Chacun des partis politiques est monté aux barricades pour dénoncer à tour de rôle cette transaction qui allait entraîner la disparition d'un important siège social québécois et qui menaçait aussi des centaines de millions d'achats auprès de fournisseurs québécois.

Encore là, la direction de Rona est toujours restée muette. Si la discrétion est souvent considérée comme une vertu, en abuser peut cependant transformer cette qualité en profond irritant.

Nouvelle ligne de défense

Finalement, à force d'insistance, la direction des communications de Rona m'a transmis hier en milieu d'après-midi, une première et finale mais sibylline réaction officielle.

«Rona a appris ce matin par voie de communiqué de presse que Lowe's retirait son offre d'acquisition non sollicitée et non contraignante. Tel que mentionné dans notre communiqué du 31 juillet dernier, la priorité de Rona est de poursuivre l'implantation de son plan d'affaires axé sur le renouvellement de son offre aux consommateurs. Cette priorité demeure.»

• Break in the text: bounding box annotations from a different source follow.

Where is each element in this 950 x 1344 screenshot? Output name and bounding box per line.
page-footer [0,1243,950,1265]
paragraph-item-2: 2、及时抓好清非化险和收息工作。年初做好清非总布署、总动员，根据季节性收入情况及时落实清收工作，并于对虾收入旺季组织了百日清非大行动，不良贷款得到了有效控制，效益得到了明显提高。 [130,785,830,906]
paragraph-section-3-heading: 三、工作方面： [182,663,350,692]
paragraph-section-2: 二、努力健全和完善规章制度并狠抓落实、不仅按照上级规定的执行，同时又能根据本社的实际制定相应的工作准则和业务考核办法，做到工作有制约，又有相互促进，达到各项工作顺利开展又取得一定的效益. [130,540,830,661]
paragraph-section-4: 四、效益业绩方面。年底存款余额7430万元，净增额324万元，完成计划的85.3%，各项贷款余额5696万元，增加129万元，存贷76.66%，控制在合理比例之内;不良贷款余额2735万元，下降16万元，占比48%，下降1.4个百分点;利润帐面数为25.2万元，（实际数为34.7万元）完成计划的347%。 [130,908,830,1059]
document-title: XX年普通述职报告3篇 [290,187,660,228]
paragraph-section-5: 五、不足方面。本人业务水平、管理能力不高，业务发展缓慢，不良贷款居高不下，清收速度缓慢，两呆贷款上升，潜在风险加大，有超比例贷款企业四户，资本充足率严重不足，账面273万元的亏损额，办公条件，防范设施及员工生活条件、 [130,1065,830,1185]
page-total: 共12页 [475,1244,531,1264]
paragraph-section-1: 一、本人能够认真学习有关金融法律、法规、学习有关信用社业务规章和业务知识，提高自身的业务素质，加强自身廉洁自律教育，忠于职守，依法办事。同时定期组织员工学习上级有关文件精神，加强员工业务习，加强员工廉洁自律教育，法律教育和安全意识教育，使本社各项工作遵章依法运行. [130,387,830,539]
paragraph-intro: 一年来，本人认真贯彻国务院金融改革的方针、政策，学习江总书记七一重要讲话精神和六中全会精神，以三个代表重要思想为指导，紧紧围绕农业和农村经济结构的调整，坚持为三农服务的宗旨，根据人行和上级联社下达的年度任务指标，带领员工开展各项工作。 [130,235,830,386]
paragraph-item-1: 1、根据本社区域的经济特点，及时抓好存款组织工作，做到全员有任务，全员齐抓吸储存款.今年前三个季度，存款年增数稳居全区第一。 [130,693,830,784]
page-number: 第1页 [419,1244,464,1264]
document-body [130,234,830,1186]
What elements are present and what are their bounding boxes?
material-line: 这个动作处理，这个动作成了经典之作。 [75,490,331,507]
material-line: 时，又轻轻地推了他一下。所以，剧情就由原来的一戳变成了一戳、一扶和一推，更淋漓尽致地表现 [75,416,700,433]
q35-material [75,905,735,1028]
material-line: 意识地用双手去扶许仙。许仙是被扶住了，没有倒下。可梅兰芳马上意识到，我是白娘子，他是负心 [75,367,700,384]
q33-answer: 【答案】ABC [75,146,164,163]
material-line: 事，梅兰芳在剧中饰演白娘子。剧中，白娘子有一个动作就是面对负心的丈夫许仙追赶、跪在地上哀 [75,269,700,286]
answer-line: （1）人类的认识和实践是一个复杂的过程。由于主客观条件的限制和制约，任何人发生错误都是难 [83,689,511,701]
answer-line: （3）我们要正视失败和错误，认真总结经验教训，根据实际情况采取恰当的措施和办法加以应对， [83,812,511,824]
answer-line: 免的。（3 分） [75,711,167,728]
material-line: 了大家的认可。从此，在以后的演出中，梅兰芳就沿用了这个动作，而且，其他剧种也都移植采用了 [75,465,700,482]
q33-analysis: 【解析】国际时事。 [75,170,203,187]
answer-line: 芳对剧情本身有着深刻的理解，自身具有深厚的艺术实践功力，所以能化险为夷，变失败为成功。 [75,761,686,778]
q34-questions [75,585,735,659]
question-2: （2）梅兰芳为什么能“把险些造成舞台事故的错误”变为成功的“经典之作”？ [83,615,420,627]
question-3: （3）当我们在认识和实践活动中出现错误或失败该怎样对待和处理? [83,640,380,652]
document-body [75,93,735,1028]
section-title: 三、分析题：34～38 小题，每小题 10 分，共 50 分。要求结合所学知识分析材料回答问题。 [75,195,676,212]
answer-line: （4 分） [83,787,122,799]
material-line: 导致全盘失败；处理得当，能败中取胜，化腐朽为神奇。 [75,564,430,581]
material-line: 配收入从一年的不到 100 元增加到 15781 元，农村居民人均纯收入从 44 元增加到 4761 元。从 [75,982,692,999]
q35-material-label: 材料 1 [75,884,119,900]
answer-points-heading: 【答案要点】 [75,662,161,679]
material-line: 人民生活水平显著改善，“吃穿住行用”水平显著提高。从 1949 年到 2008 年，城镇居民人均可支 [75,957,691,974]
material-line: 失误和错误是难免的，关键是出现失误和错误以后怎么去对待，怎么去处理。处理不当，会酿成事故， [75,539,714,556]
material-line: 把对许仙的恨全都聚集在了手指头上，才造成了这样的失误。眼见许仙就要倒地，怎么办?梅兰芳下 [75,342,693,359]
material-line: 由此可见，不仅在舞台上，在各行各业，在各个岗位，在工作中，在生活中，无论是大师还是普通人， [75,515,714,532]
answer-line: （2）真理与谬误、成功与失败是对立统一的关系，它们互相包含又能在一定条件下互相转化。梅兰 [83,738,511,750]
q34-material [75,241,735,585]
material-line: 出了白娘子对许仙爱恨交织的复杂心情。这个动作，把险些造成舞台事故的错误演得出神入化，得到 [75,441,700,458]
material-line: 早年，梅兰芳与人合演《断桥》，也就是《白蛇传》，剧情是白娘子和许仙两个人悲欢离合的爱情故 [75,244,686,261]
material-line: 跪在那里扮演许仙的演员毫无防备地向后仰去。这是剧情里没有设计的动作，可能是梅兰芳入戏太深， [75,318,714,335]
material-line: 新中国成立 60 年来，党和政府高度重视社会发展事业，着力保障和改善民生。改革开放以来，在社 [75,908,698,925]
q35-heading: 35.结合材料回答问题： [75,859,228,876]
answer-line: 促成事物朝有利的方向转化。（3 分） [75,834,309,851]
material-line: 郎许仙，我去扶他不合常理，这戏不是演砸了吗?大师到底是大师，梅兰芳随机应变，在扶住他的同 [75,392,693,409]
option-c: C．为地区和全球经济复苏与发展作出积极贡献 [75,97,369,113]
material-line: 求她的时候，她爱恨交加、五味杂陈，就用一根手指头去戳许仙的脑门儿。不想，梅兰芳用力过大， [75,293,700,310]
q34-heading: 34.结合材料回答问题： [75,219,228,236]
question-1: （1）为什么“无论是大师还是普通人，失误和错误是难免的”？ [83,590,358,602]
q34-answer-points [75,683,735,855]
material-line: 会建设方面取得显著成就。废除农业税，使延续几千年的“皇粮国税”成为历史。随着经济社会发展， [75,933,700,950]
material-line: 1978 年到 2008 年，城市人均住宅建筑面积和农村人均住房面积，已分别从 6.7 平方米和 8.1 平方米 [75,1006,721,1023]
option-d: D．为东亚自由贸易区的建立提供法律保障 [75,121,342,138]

L'entreprise réexplique enfin, dans un second paragraphe, son nouveau plan d'affaires.

Bref, on n'en sait pas plus sur la façon dont la direction de Rona interprète le retrait de Lowe's ou sur une possible ligne de défense qu'elle aurait élaborée pour contrer une nouvelle offre non sollicitée de son rival américain.

Ce mutisme générateur d'ambiguïté ne semble pas trop inquiéter les 400 marchands affiliés ou franchisés de Rona qui étaient vivement opposés à la transaction. Le seul retrait de l'offre de Lowe's leur permet de respirer, au moins temporairement.

Stéphane Gagnon, propriétaire de six quincailleries Rona - dont quatre magasins-entrepôt à Saint-Bruno, Brossard, Saint-Hyacinthe et Granby - se disait soulagé hier par l'annonce de l'abandon de Lowe's.

«Les marchands affiliés ou franchisés de Rona ne cadrent pas du tout dans leur concept. Lowe's veut opérer des grands magasins et des très grands magasins. Un point c'est tout. Notre modèle ne leur convient pas et on leur a fait savoir», insiste-t-il.

Selon lui, la direction de Rona a maintenant le temps de s'organiser en vue de faire échec à une éventuelle nouvelle proposition de Lowe's. La dernière campagne électorale a démontré qu'il y avait un consensus pour protéger un siège social important pour le Québec.

Pour l'instant, personne ne sait comment s'organise cette ligne de défense. Est-ce que la Caisse de dépôt va augmenter sa participation déjà importante de 15% au capital de Rona? Est-ce que le PQ va demander à Investissement Québec d'investir massivement dans Rona?

J'ai l'impression qu'on va rester en plein mystère pour un petit bout de temps encore, probablement d'ici à ce que Lowe's se manifeste à nouveau.